Алешка, в силу своего характера, не мог на это реагировать иначе, как только новой вспышкой раздражения и кичливости. Он отвечал:
— Не из пужливых мы, Мирон Мироныч! Не пужай! Я к бердане еще и револьвер добуду иль обрез. В рукаве стану таскать!
— Вот-вот, у всех будут револьверы, у всех берданы, а то и трехлинейки. Не то говоришь, не то... — В глазу Вербука было искреннее огорчение, и Алешка, хоть и глядел на Вербука боком, хоть и был в душе и в теле раздражен, понял: это искреннее. То есть от натуры.
Вербук завершил затянувшуюся аудиенцию:
— Тут меня этак недели полторы не будет... Служба. Один будешь... Выручку к моим домашним не носи. Оставляй у себя. С богом! — Вербук для верности, так понял Алешка, двинул его толстомясым кулаком в плечо. И это-то как нельзя лучше расположило Алешку. Ну вот расположило, и все. Как есть. Не как, к примеру, Фай-Зу, лавка которого стояла по соседству.
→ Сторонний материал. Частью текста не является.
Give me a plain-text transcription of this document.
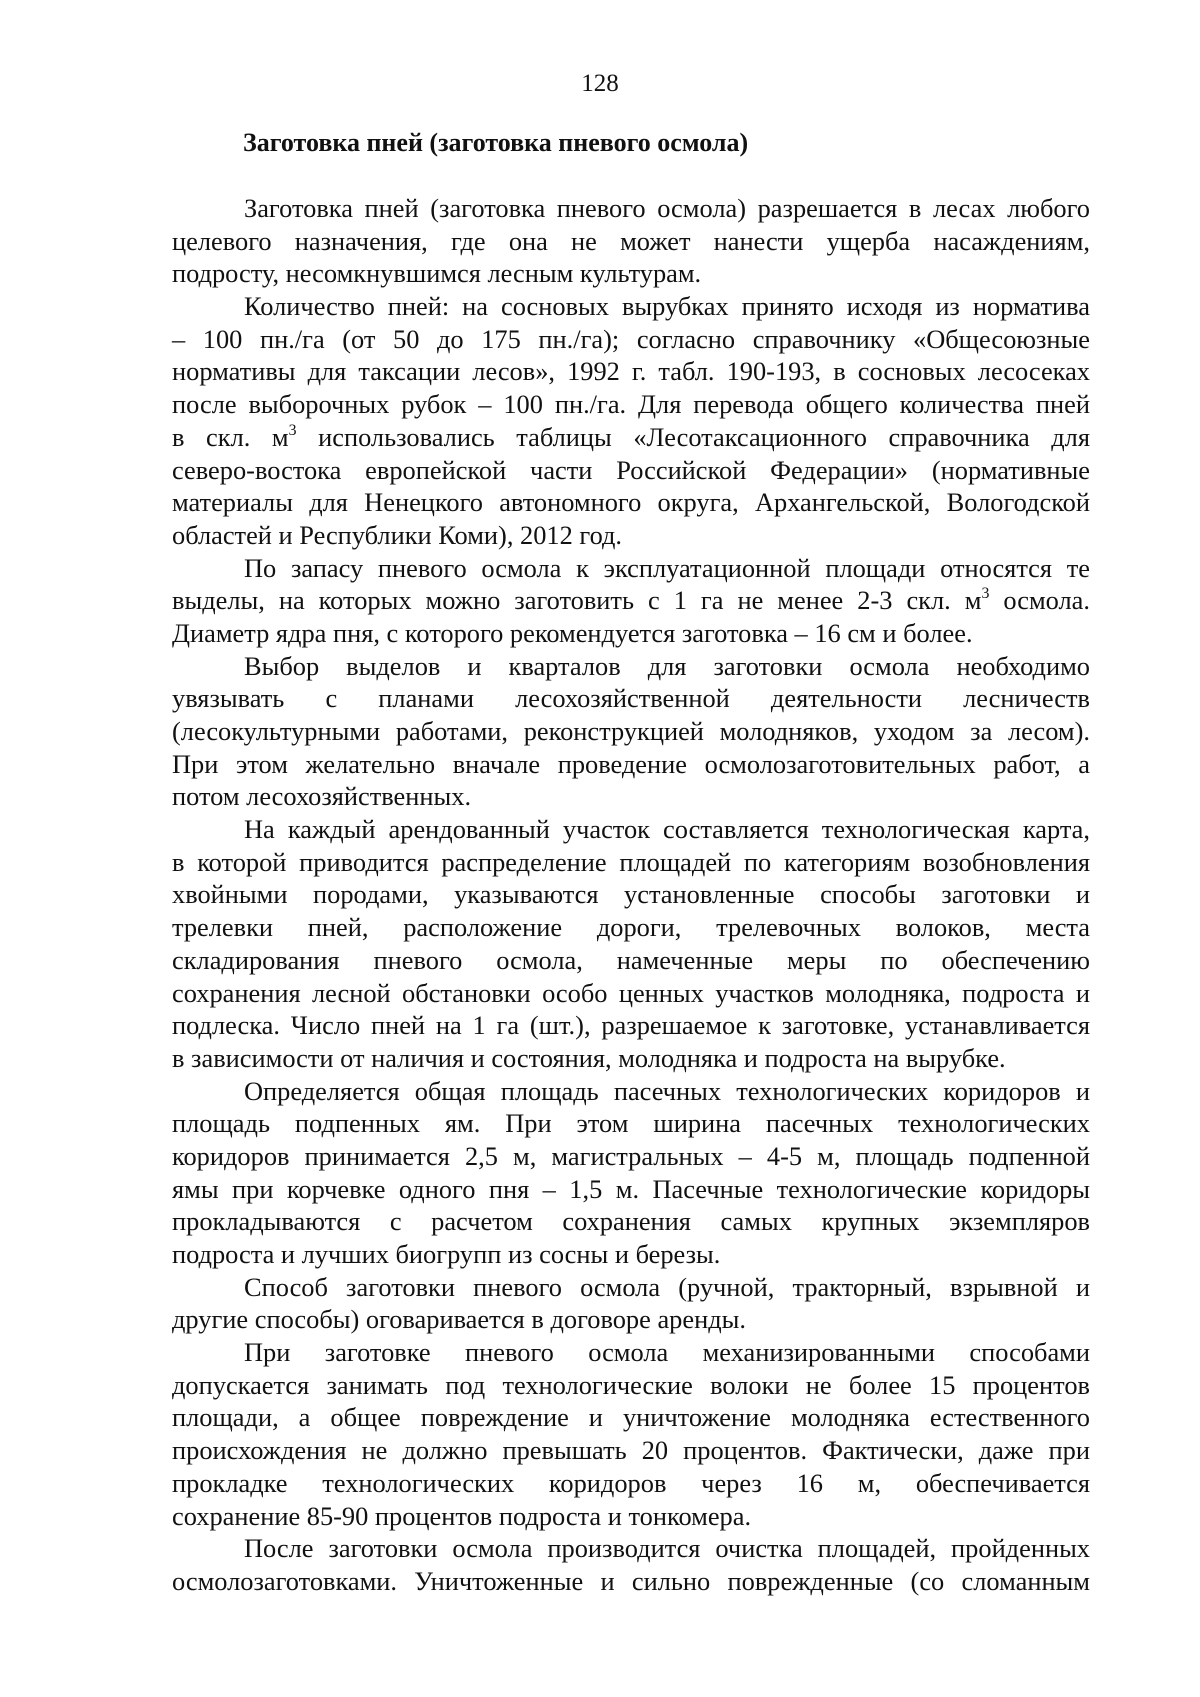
128
Заготовка пней (заготовка пневого осмола)
Заготовка пней (заготовка пневого осмола) разрешается в лесах любого
целевого назначения, где она не может нанести ущерба насаждениям,
подросту, несомкнувшимся лесным культурам.
Количество пней: на сосновых вырубках принято исходя из норматива
– 100 пн./га (от 50 до 175 пн./га); согласно справочнику «Общесоюзные
нормативы для таксации лесов», 1992 г. табл. 190-193, в сосновых лесосеках
после выборочных рубок – 100 пн./га. Для перевода общего количества пней
в скл. $м^3$ использовались таблицы «Лесотаксационного справочника для
северо-востока европейской части Российской Федерации» (нормативные
материалы для Ненецкого автономного округа, Архангельской, Вологодской
областей и Республики Коми), 2012 год.
По запасу пневого осмола к эксплуатационной площади относятся те
выделы, на которых можно заготовить с 1 га не менее 2-3 скл. $м^3$ осмола.
Диаметр ядра пня, с которого рекомендуется заготовка – 16 см и более.
Выбор выделов и кварталов для заготовки осмола необходимо
увязывать с планами лесохозяйственной деятельности лесничеств
(лесокультурными работами, реконструкцией молодняков, уходом за лесом).
При этом желательно вначале проведение осмолозаготовительных работ, а
потом лесохозяйственных.
На каждый арендованный участок составляется технологическая карта,
в которой приводится распределение площадей по категориям возобновления
хвойными породами, указываются установленные способы заготовки и
трелевки пней, расположение дороги, трелевочных волоков, места
складирования пневого осмола, намеченные меры по обеспечению
сохранения лесной обстановки особо ценных участков молодняка, подроста и
подлеска. Число пней на 1 га (шт.), разрешаемое к заготовке, устанавливается
в зависимости от наличия и состояния, молодняка и подроста на вырубке.
Определяется общая площадь пасечных технологических коридоров и
площадь подпенных ям. При этом ширина пасечных технологических
коридоров принимается 2,5 м, магистральных – 4-5 м, площадь подпенной
ямы при корчевке одного пня – 1,5 м. Пасечные технологические коридоры
прокладываются с расчетом сохранения самых крупных экземпляров
подроста и лучших биогрупп из сосны и березы.
Способ заготовки пневого осмола (ручной, тракторный, взрывной и
другие способы) оговаривается в договоре аренды.
При заготовке пневого осмола механизированными способами
допускается занимать под технологические волоки не более 15 процентов
площади, а общее повреждение и уничтожение молодняка естественного
происхождения не должно превышать 20 процентов. Фактически, даже при
прокладке технологических коридоров через 16 м, обеспечивается
сохранение 85-90 процентов подроста и тонкомера.
После заготовки осмола производится очистка площадей, пройденных
осмолозаготовками. Уничтоженные и сильно поврежденные (со сломанным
Получалось как-то так, что при встрече с китайцем Алешкина душа вся натягивалась, а Фай-Зу в тот же момент кланялся и улыбкой ластился. «Да напейся хоть раз, черт ты нерусский, — думал тогда про себя Алешка. — Напейся да ухвати меня за грудки, а то и в скулу вмажь, вот тогда... А так эти ласковости твои — что?»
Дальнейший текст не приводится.